Третий очень богатый помещик (Бородкин) заказывает мне проект солидного каменного дома в деревне. Над проектом и сметою на эту постройку я проработал до 2 месяцев; неоднократно ездил к помещику и в городскую квартиру, и даже в усадьбу. И вот, наконец, изготовил проект на нескольких листах и подробную смету. Везу заказчику. Надо сказать, что я имел глупость не сговориться в цене, да и знакомые не советовали мне упоминать об этом, говоря, что это такой человек, что может и обидеться! Проект и смету заказчик получил, наговорил кучу комплиментов, всунул в руку запечатанный конверт и отправил меня на своих лошадях домой. Предчувствуя что-то недоброе, я, подъехав к дому, велел кучеру дожидаться. Войдя в квартиру, я сейчас же разорвал пакет, и в нем, о ужас! — десять рублевых кредиток! Тут, конечно, я более всего винил себя, что не сделал уговора… Но, несмотря на это, дело нельзя было оставить так… Обдумав, я сейчас же написал записку господину Бородкину, в которой, извиняясь в своей оплошности, заявлял, что я работал над его проектом и сметою более 1 ½ месяца и что я ценю труд этот минимум в сто рублей, а потому, возвращая ему врученные мне десять рублей, я покорнейше прошу или прислать мне сто рублей, или возвратить проект, который может составить несколько ценных листов в составляемом мною архитектурном альбоме… В ответ на это я на другой же день получил сто рублей с вежливым заявлением, что он, Бородкин, никак не предполагал таких трудов и что оценил его наравне с гравюрами, которых на десять рублей можно приобрести сколько угодно! Жалею очень, что записка эта утрачена мною. Она была бы теперь очень ценным документом глупости господ херсонских помещиков.
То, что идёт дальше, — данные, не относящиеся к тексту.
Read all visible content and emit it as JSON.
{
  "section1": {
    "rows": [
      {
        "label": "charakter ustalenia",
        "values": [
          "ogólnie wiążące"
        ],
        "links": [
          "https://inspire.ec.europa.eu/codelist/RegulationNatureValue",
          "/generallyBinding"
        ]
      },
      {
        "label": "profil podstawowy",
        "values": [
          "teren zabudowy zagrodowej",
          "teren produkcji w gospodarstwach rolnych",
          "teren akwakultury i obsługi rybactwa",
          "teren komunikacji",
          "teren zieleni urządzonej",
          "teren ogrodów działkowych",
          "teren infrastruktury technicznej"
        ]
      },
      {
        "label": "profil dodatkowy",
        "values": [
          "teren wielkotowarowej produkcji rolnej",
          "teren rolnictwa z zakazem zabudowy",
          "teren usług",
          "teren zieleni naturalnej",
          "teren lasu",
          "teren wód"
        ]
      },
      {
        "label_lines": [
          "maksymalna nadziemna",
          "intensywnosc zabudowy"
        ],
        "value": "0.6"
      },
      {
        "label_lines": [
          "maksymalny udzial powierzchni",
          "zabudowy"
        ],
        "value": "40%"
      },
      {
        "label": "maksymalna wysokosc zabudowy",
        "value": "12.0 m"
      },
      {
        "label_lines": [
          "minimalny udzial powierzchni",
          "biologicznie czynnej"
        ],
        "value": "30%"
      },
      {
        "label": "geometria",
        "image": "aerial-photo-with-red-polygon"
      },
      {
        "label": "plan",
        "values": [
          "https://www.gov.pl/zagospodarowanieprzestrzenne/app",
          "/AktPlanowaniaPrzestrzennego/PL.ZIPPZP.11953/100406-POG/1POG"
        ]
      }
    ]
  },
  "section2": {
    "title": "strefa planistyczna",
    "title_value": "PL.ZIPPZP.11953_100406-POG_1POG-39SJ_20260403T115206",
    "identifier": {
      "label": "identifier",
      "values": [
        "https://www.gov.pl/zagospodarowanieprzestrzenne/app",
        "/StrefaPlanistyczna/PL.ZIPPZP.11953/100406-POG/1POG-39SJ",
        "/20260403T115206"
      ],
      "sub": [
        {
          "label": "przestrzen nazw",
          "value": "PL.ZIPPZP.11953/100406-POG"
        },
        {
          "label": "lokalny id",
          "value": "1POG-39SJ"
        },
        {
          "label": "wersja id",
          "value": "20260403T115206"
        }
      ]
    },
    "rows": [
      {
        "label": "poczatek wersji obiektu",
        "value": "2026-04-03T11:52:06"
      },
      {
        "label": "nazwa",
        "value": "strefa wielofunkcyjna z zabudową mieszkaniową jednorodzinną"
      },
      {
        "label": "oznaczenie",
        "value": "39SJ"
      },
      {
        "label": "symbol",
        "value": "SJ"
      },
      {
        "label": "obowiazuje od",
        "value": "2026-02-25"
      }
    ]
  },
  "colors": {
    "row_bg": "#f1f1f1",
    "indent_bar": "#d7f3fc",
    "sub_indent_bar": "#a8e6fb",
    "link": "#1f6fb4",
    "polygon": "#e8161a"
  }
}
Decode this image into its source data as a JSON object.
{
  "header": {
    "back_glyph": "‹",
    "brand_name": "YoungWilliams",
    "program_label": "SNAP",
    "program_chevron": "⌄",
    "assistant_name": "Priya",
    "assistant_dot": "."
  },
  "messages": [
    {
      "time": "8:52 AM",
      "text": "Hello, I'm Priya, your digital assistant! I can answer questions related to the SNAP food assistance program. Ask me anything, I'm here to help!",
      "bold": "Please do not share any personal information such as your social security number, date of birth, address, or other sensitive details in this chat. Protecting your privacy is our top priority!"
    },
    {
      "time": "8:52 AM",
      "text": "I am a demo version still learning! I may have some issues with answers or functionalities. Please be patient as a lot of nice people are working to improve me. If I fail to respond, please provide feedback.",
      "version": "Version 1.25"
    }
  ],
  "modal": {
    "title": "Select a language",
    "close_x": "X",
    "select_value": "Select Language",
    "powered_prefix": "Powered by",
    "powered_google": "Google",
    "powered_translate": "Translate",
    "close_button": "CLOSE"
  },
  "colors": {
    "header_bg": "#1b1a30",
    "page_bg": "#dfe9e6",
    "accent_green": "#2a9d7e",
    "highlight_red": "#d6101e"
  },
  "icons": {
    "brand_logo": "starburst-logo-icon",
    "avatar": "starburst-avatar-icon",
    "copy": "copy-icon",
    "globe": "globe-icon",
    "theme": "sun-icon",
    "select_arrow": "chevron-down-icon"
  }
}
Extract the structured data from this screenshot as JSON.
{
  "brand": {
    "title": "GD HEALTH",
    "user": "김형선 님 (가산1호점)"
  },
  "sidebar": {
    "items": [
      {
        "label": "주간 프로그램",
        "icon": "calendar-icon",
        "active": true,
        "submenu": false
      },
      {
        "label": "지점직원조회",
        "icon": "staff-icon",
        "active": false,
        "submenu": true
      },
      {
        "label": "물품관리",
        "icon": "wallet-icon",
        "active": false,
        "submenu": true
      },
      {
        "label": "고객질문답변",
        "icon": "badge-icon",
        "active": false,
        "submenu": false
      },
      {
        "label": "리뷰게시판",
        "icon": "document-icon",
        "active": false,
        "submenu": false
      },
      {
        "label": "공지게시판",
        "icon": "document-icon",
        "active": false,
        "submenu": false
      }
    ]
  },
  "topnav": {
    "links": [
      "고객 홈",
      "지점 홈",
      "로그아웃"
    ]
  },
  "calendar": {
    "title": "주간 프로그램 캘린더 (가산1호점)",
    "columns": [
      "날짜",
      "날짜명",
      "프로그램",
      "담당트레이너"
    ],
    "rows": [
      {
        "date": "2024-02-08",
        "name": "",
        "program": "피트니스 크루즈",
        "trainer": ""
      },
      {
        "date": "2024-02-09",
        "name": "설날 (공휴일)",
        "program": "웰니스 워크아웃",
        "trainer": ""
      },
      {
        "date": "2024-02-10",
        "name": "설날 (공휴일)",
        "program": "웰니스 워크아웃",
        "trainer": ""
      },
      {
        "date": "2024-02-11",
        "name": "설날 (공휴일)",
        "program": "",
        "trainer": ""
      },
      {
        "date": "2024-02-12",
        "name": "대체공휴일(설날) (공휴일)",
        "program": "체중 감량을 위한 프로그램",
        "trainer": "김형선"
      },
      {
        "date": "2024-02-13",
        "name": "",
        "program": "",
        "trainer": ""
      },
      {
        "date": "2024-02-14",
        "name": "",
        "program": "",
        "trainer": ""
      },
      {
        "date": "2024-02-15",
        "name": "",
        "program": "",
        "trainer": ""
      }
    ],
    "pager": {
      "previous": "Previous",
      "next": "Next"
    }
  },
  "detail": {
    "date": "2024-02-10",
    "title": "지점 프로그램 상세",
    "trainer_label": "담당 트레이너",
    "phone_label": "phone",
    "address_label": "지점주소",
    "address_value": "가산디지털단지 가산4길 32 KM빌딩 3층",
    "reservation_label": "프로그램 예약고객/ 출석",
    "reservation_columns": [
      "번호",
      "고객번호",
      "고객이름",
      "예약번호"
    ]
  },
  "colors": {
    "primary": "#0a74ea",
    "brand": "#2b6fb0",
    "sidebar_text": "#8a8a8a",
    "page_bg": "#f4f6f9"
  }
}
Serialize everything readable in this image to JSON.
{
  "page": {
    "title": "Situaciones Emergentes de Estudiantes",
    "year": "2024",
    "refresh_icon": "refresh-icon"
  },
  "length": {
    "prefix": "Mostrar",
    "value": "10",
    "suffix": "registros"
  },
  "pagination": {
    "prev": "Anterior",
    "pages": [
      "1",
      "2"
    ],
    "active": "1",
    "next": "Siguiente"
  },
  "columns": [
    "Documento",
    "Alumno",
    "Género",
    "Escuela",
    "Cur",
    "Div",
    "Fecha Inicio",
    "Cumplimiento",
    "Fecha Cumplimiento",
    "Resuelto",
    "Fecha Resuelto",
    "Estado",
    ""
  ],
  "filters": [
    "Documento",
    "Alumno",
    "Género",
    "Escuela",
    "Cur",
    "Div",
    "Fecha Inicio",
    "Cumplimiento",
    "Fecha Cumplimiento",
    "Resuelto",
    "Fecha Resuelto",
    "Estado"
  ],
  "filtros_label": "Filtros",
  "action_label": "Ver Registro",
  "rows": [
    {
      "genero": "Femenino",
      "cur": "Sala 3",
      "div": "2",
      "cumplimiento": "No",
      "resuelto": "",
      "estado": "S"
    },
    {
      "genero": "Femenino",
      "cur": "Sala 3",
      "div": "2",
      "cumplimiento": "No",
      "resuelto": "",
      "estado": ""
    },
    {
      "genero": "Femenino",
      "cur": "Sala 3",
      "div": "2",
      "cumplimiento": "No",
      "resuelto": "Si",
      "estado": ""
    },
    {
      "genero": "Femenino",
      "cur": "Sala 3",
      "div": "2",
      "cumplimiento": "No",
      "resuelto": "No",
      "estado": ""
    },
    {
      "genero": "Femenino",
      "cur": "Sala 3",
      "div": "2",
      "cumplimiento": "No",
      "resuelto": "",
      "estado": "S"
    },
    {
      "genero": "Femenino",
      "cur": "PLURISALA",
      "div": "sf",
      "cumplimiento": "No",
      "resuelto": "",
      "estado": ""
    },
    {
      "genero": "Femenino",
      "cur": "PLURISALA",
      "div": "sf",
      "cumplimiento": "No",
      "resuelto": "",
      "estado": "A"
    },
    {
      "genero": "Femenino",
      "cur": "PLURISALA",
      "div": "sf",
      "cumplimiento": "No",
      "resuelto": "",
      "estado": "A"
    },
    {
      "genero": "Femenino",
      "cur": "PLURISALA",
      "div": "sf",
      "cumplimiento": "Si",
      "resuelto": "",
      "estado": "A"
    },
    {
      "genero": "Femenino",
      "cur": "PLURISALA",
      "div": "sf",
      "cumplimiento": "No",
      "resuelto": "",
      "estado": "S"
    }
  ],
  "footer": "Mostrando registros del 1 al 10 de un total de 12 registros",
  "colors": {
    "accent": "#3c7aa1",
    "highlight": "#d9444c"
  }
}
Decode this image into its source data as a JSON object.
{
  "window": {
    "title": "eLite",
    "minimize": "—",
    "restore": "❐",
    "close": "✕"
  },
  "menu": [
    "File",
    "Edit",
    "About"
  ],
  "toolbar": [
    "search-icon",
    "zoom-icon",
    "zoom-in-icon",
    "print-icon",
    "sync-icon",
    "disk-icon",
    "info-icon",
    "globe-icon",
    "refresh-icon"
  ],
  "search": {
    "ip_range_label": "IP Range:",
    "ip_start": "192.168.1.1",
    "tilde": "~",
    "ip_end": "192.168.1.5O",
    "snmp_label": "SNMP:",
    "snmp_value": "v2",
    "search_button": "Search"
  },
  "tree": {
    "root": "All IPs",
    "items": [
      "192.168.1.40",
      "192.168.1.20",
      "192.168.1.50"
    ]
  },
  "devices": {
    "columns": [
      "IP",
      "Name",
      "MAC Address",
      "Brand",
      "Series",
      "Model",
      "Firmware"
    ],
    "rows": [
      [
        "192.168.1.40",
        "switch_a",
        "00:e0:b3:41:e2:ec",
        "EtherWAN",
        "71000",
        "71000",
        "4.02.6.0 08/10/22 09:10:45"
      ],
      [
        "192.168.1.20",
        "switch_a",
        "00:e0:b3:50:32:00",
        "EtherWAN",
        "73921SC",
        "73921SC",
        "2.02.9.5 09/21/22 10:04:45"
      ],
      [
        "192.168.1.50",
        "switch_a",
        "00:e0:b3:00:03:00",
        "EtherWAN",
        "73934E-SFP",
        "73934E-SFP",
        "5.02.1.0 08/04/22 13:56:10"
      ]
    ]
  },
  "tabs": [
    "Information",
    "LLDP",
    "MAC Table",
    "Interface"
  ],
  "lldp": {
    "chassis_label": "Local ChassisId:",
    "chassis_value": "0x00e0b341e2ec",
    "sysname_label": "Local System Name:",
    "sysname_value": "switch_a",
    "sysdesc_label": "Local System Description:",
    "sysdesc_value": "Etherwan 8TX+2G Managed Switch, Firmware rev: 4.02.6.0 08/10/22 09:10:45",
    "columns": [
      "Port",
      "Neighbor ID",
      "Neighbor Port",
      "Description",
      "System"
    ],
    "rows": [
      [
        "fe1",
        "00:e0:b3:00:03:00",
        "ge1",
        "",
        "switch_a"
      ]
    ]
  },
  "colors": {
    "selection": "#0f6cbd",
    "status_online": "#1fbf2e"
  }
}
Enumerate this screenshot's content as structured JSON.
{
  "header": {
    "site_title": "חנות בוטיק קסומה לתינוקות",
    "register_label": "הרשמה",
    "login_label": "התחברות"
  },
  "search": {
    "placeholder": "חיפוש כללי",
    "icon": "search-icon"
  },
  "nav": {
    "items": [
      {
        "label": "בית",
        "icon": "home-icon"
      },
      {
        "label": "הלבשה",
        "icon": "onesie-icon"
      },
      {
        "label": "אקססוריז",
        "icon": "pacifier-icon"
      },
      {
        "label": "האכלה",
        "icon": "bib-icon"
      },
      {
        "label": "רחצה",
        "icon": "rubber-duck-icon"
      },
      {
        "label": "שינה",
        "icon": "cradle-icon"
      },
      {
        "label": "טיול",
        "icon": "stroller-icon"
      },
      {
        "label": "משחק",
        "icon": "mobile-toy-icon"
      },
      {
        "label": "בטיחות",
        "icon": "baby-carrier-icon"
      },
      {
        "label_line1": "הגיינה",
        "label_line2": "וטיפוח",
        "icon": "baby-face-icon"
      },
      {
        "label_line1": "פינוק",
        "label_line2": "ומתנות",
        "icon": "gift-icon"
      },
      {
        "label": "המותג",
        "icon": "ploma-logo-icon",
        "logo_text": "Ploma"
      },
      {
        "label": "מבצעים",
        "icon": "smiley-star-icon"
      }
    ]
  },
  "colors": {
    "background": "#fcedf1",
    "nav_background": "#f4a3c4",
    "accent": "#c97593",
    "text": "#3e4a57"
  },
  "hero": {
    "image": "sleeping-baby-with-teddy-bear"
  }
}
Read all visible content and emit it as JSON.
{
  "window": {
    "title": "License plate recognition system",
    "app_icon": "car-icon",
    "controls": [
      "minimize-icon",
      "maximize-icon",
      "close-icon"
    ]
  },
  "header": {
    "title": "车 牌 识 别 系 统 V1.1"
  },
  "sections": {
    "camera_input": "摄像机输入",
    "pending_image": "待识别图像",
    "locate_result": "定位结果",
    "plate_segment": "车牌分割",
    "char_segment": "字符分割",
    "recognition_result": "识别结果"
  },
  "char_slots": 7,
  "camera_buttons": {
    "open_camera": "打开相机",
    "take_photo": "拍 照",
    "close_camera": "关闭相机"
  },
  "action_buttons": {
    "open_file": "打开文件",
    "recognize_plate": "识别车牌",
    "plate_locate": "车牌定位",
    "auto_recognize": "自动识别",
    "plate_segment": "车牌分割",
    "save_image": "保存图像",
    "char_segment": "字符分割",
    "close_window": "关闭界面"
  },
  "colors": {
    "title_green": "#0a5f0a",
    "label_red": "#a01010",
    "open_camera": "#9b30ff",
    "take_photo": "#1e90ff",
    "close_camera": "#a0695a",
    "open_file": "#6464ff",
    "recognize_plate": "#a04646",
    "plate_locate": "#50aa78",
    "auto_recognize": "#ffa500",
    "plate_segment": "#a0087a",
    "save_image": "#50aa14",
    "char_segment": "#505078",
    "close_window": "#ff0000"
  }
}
Четвертый заказчик, получая оконченный уже мною проект, возбуждает следующий вопрос: «Как же мы теперь с вами рассчитаемся?» — «Как? Разумеется, как! Вы отдадите мне условленную плату, а я вручу вам составленный мною проект».
— Да, ведь, получивши плату, вы можете не отдать проекта. Выдайте мне прежде план, а тогда я вам уплачу деньги. — Это было сказано так наивно-глупо, что сердиться на дурака решительно было невозможно.
— Как же я вам отдам проект, когда вы не уплатили мне денег? — в свою очередь возразил я.
— Жаль, что нет посторонних, можно было бы дать на руки.
— Да, жаль!
В комнате стояли, кроме стола, у которого мы сидели, еще два ломберных стола.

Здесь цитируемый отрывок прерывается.